Don't buy this if: Do not buy this if you have a diagnosed condition that this product is implicitly addressing. See a clinician. A $69 bottle does not replace a $0-with-insurance lab panel.
— Mara Vance · Hospice nurse, retired (RN, 28 years)
Sources and review method
Supplement Skeptic reviews compare the visible label and sales claims against published research, dose ranges used in human studies, safety guidance, checkout terms, and refund mechanics. This page is not medical advice.
- Vendor sales page — ClickBank-listed sales page (active as of catalog import)
Frequently asked questions
- Is 3x Diet a scam?
- It's not a scam in the 'takes your money and runs' sense — ClickBank enforces delivery and refunds.

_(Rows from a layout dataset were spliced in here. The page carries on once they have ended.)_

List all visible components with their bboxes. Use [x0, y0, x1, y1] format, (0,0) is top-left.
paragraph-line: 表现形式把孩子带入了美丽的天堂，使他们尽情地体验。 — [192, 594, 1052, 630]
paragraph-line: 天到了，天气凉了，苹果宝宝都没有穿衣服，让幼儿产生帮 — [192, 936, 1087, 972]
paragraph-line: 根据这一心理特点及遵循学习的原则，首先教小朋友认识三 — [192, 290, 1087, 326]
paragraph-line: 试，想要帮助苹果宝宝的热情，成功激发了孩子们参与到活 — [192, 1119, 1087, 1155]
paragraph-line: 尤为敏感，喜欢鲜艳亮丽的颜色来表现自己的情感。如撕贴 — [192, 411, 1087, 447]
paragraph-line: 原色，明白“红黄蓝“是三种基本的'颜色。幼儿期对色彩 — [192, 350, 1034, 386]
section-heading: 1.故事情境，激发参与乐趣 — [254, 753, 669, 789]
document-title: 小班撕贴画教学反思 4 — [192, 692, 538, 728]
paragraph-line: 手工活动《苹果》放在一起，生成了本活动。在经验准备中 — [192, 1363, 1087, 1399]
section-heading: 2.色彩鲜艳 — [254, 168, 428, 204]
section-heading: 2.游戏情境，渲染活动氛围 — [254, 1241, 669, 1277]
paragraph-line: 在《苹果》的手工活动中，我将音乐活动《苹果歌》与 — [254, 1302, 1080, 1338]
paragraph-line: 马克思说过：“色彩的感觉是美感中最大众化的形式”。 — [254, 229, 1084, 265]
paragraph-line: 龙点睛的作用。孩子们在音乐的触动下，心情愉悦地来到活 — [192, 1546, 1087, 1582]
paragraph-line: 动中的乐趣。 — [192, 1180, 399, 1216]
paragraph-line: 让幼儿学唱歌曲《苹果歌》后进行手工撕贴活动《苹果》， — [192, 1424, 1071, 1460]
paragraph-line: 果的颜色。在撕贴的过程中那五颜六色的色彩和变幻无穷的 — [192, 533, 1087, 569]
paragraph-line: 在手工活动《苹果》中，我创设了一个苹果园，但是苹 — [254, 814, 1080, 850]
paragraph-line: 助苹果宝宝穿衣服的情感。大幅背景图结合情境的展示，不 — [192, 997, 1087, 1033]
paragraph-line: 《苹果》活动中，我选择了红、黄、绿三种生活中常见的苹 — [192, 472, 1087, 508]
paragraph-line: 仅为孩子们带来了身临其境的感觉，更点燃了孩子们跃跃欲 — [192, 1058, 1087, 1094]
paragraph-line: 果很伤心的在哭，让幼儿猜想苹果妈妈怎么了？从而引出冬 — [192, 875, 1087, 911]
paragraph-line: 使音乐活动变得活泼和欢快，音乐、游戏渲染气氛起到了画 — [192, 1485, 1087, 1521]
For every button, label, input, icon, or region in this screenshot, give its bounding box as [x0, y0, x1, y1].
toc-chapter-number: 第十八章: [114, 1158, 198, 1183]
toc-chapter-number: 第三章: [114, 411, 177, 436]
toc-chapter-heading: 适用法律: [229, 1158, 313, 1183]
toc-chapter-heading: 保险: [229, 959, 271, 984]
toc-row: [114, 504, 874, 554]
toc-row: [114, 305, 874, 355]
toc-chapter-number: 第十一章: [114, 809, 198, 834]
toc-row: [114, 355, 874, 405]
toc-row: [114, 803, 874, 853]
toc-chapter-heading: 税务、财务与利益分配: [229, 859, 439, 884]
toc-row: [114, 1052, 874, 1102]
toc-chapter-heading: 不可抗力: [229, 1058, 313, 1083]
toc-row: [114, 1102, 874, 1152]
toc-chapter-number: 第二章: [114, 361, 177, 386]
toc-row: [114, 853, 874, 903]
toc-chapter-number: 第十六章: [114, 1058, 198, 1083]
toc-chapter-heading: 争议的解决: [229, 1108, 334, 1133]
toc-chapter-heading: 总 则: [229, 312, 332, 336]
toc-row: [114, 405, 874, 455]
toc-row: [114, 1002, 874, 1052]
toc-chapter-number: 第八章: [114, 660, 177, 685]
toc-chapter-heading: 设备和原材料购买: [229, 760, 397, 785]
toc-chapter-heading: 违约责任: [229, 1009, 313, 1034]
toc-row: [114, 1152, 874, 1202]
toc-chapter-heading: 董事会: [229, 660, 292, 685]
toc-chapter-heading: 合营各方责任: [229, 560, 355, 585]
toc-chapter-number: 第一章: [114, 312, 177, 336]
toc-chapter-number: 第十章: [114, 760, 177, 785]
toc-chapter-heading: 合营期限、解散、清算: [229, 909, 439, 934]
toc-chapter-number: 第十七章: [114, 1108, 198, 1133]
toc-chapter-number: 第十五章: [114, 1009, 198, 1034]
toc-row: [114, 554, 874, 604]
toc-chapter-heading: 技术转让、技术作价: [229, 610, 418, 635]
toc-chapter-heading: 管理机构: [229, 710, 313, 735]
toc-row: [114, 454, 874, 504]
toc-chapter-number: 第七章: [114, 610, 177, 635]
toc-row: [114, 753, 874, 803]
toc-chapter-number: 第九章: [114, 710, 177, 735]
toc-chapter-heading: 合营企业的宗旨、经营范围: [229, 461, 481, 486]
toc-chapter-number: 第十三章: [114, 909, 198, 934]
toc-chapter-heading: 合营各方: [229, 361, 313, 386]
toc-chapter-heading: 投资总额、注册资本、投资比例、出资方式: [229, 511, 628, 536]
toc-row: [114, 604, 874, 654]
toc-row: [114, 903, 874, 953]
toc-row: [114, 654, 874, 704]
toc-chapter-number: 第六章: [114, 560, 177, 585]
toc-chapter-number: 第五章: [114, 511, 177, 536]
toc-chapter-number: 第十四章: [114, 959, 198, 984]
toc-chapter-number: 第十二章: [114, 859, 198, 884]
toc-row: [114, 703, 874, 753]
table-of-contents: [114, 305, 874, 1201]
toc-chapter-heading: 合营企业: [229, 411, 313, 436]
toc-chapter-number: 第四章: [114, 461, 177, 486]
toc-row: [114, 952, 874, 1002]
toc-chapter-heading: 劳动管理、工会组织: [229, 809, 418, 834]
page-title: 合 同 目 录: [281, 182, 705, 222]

But with zero sales gravity, hidden pricing, and no author, it fits the profile of a product built to capture recurring billing from a handful of confused buyers. That's a different kind of scam.
- What do I actually get when I buy?
- The sales page doesn't specify. Based on the niche, likely a digital diet guide, some meal plans, and possibly workout videos. But you won't know file counts, page lengths, or format until after you pay. That's a red flag.
- How does the recurring billing work?
- The vendor nickname '60dayfix' and the 'hasRecurring: true' flag mean you'll be enrolled in a subscription. The first charge is likely a trial or low upfront fee, then you're billed again after a set period — probably monthly or every 60 days. The sales page does not disclose this clearly, if at all.
- Can I get a refund?
- Yes, through ClickBank's 60-day money-back guarantee. Email ClickBank support with your order ID and request a refund. The vendor can't block it. But you'll need to cancel the recurring subscription separately to stop future charges.